Friday, June 16, 2017

"Get Out" Got Medieval

 "Get Out," Jordan Peele's racial horror film, uses medievalism as brilliantly as it uses milk and Fruit Loops to inform the audience about character and context. In particular, Jeremy's knight's helmet, which he uses in place of a ski mask to cover his face as he carries out his nefarious pursuits, conveys a great deal about that character, and about the way that white supremacy often relies on medievalism. 

Why a knight's helmet? It could easily come off as goofy or absurd. Mark Twain mined this object for its comic potential in Connecticut Yankee, and more recent cultural offerings, like "Role Models," have poked fun at LARPers and SCA-types. Yet, within the context of a horror film about race in America, it makes perfect sense that Jeremy carries out his misdeeds in medieval cosplay. The knight's helmet can be read as a reference to the Knights of the KKK (founded as a "kinder" KKK in 1975), and it signals the persistent link between white supremacist ideology and medievalism, present since the 19th century. Twain himself laid the blame for this at the feet of Sir Walter Scott, whose early 19th-century historical novels Waverley and Ivanhoe were extremely popular in the American South (and elsewhere). Scott (according to Twain) romanticized life on the grand agricultural estate, sentimentalized aristocracy and rank, and promoted illusion instead of reality. 

"It was Sir Walter that made every gentleman in the South a Major or a Colonel, or a General or a Judge, before the war; and it was he, also, that made these gentlemen value these bogus decorations. For it was he that created rank and caste down there, and also reverence for rank and caste, and pride and pleasure in them....Sir Walter had so large a hand in making Southern character, as it existed before the war, that he is in great measure responsible for the war."

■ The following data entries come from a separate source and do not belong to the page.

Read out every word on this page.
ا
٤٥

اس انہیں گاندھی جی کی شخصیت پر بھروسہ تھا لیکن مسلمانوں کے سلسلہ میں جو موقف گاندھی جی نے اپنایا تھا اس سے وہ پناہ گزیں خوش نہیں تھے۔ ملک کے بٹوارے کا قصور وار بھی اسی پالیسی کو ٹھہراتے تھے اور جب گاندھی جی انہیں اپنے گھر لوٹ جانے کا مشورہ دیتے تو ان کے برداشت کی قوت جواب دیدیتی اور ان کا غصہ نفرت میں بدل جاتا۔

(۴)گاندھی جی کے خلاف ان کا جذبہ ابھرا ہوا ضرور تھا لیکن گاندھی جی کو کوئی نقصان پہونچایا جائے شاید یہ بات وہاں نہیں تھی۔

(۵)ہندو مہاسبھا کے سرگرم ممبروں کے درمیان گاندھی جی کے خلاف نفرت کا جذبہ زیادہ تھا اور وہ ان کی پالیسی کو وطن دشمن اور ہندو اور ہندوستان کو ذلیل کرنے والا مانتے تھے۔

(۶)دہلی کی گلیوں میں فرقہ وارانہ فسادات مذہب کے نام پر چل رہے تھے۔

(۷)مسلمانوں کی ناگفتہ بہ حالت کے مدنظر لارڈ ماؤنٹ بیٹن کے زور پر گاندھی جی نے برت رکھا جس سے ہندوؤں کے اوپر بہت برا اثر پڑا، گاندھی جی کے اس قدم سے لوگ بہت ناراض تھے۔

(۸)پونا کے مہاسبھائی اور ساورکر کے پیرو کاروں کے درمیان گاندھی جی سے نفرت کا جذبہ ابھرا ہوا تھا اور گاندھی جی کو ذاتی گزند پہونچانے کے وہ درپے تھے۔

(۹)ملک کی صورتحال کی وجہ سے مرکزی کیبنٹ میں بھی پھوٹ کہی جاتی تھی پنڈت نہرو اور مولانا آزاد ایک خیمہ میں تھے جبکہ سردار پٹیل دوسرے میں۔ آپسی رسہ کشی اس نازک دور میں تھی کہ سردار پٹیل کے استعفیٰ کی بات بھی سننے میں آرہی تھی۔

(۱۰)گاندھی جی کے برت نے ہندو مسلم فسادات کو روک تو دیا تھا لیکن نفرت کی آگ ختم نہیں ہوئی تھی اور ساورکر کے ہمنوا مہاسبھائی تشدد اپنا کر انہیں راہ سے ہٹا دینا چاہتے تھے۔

The opening title credits of "Gone with the Wind" make this link between the antebellum South and medievalism plain: "There was a land/of Cavaliers and Cotton fields/Called the Old South.../Here in this pretty world/Gallantry took its last bow./Here was the last ever to/be seen of Knights and their/Ladies Fair, of Master and of Slave./Look for it only in books, for it is no more than a dream remembered./A Civilization gone with the wind..." The Old South becomes the continuation of an (imagined) courtly, western European Middle Ages, both equally consigned to the past. 

Yet racial and ethnic diversity throughout the medieval world were not uncommon. Jeremy's knight's helmet is the perfect prop to signal his adherence to a false narrative of history, a narrative that rests on erasing Black people from history, whether it's the history of the medieval world or of the United States.